Les personnes les plus exposées sont les enfants, qui jouent dans la nature et les parcs, mais aussi les plus de 50 ans, qui jardinent ou se promènent. Car les tiques, contrairement à une idée reçue, ne sévissent pas seulement dans la forêt ! Elles vivent dans les jardins (1 piqûre sur 4) et entrent dans les maisons, via les rongeurs ou les chiens.
Le cycle de développement d’une tique est connu. L’acarien pond ses œufs dans la nature. L’œuf devient une larve, qui attend, postée sur une herbe. Dès qu’un animal comme un rongeur ou un oiseau passe, la larve s’y agrippe. Elle se nourrit de son sang, se détache, puis se transforme en nymphe. Après sa première mue, la tique attend qu’un nouvel hôte passe à sa portée pour s’y accrocher. Elle prend alors un second repas de sang, qui lui permet de devenir adulte. Une tique gorgée de sang peut multiplier son volume par 40 !
Troubles articulaires et neurologiques
La piqûre est indolore, car la salive de la tique contient des antidouleurs. En revanche, en se nourrissant du sang des êtres vivants, la tique peut transmettre des virus et des bactéries, même lorsqu’elle est une nymphe d’environ 1 mm de diamètre, difficilement repérable.
Dans la grande majorité des cas, aucun pathogène n’est transmis. Une étude de l’Inrae sur 2000 tiques piqueuses d’humains (programme CiTIQUE1) montre que 27,7 % d’entre elles portent un agent potentiellement pathogène. Pour autant, ce n’est pas parce que la tique porte des agents pathogènes qu’elle les transmet à son hôte. Le risque d’être effectivement contaminé après une piqûre reste très faible, entre 1 % et 4 %. Ce chiffre varie selon les régions et l’environnement. Dans tous les cas, il faut être vigilant et retirer rapidement chaque tique de sa peau.
La maladie de Lyme se révèle six mois après
La principale maladie causée par les tiques chez l’humain est la maladie de Lyme, qui provoque des troubles articulaires et neurologiques. Son nom exact est la borréliose de Lyme, du nom de la bactérie Borrelia burgdorferi. « Lorsque l’acarien transmet la bactérie Borrelia burgdorferi, un anneau inflammatoire se développe autour du point de piqûre », explique l’immunologiste Hugues Gascan, directeur de recherche au CNRS à Angers et spécialiste de la maladie de Lyme.
Si la peau devient rouge, il faut se rendre chez le médecin, qui prescrit un antibiotique. En principe, tout risque est alors écarté. Mais la situation est parfois plus compliquée...

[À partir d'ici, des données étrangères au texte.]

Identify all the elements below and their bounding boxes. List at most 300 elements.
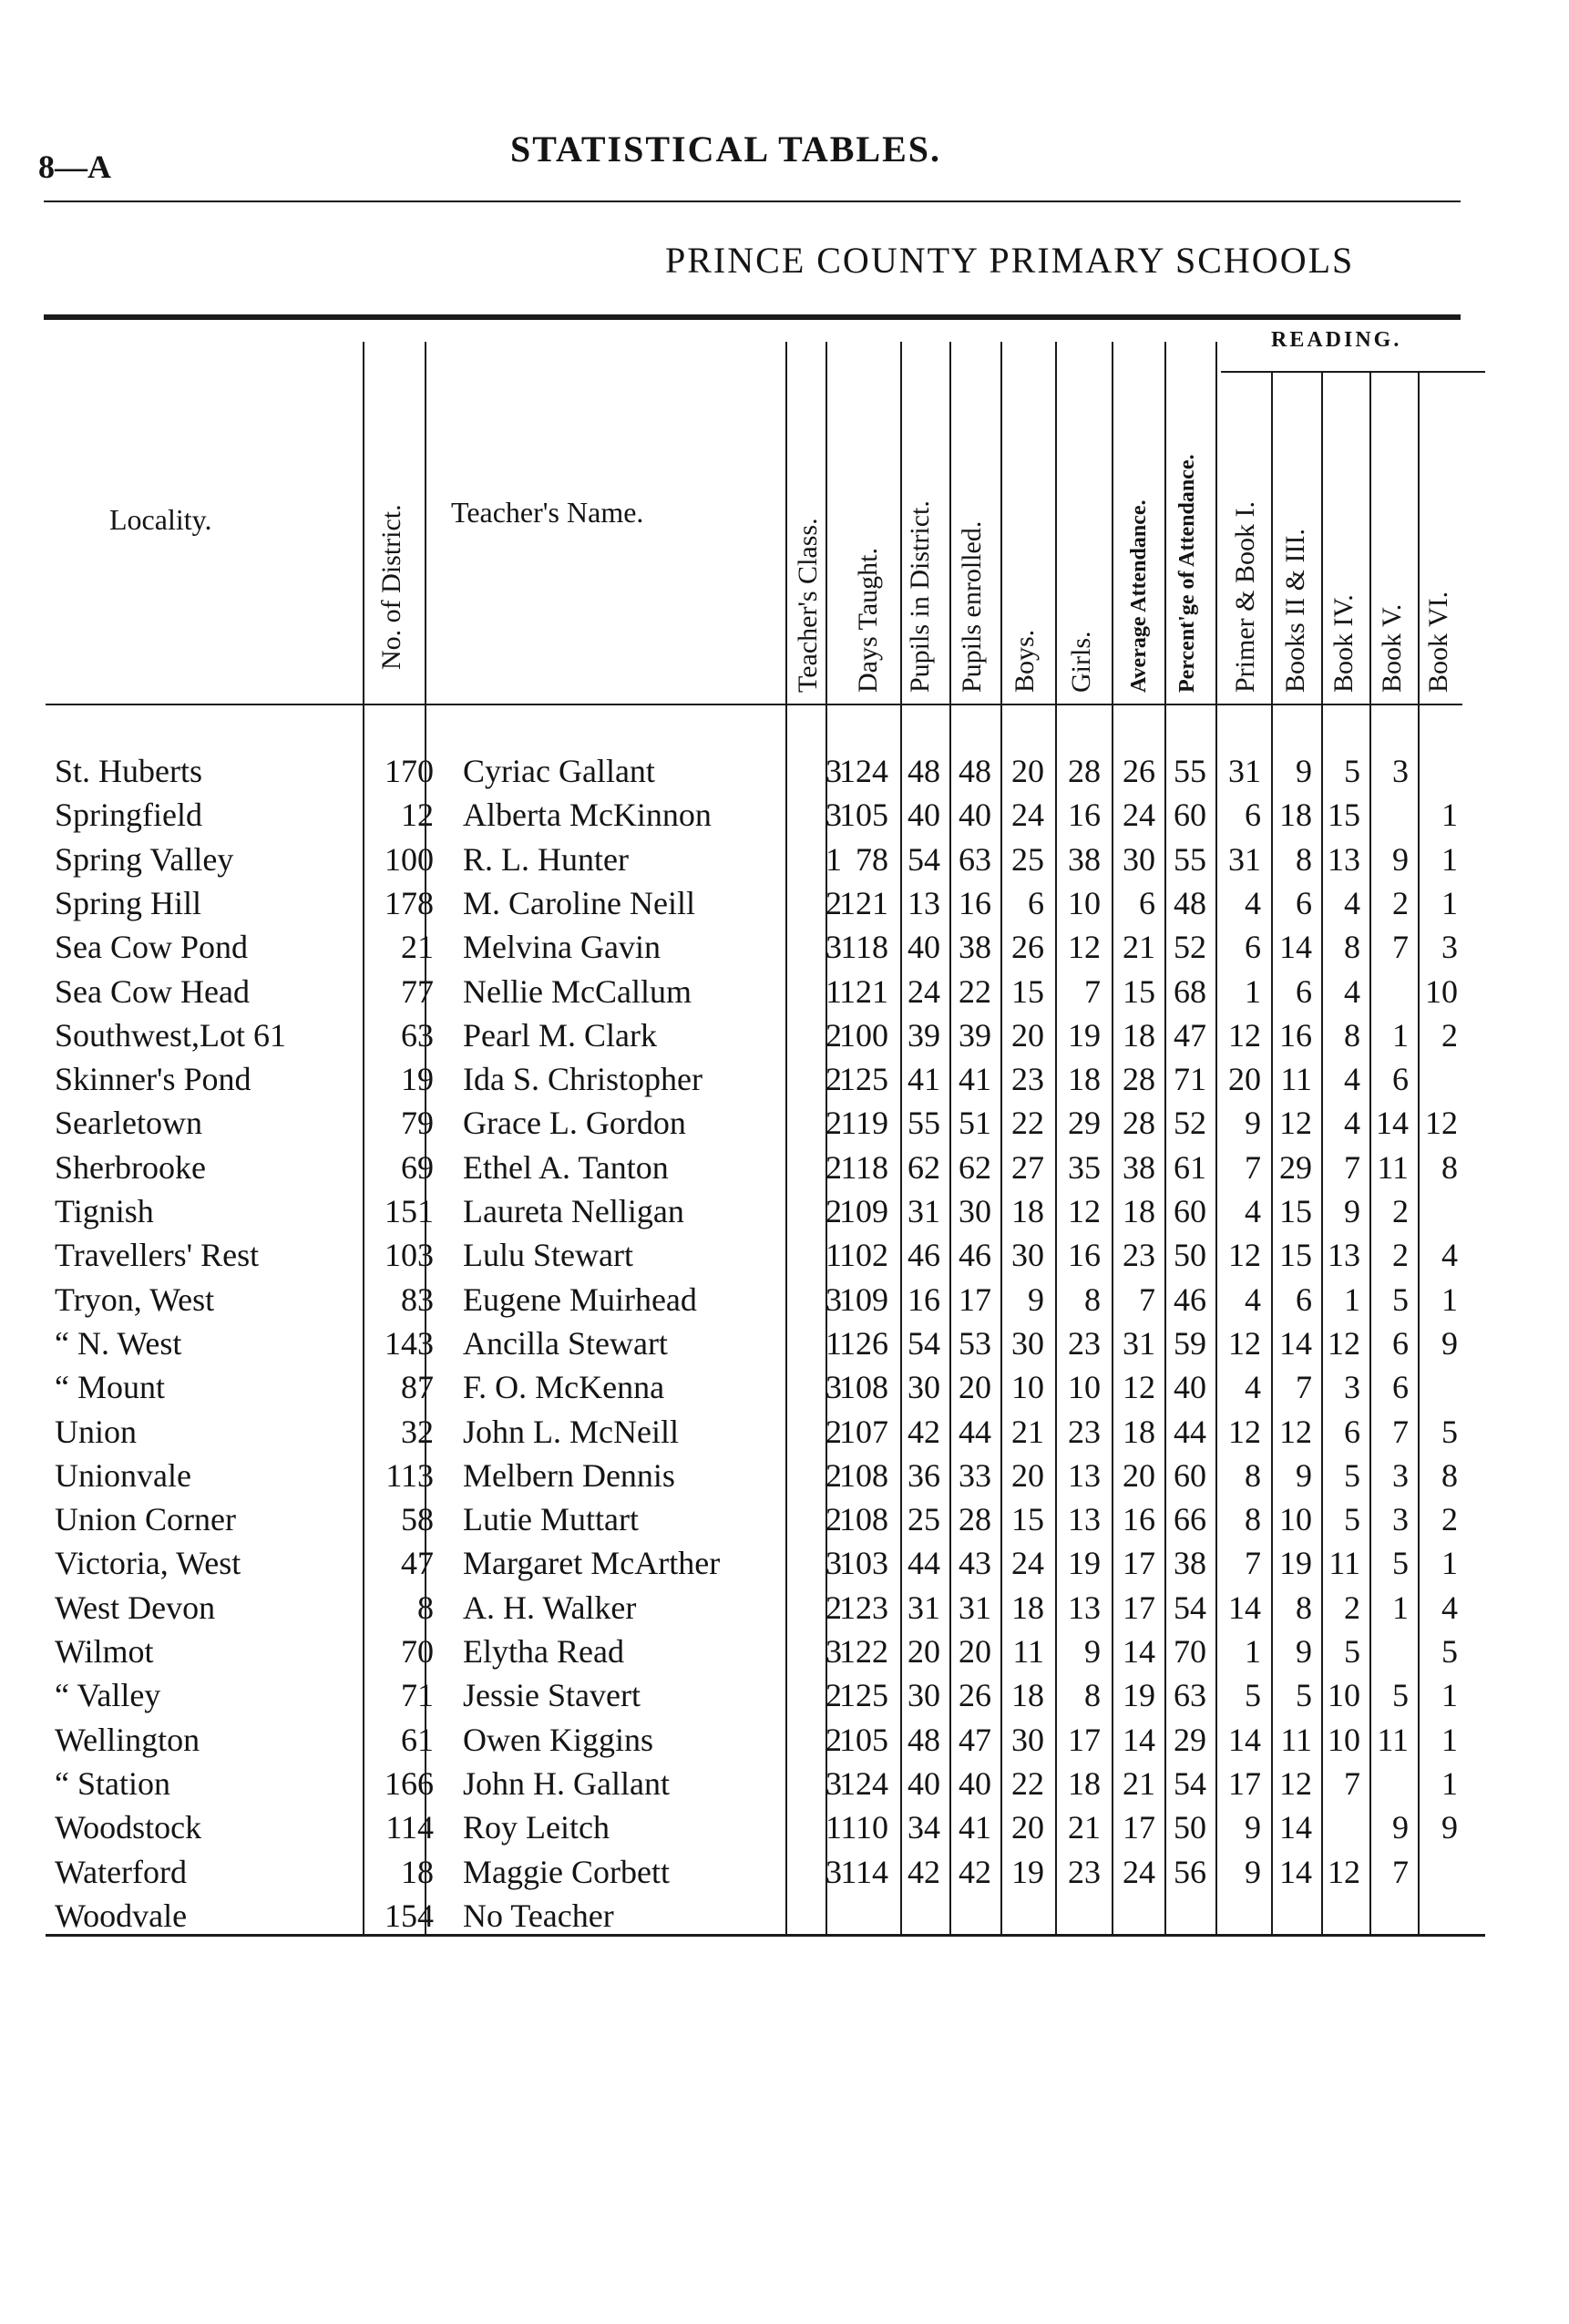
locality-cell: Unionvale <box>55 1456 191 1494</box>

« Cette forme classique de la maladie concerne environ 90 % des individus, mais un autre scénario existe, alerte Hugues Gascan. On peut contracter la maladie de Lyme sans le savoir ! Même si la tique n’a laissé aucune trace sur la peau, la maladie peut se révéler plus de six mois après. » Les traitements aux antibiotiques, prescrits trop tardivement, ne permettent pas toujours de l’éliminer.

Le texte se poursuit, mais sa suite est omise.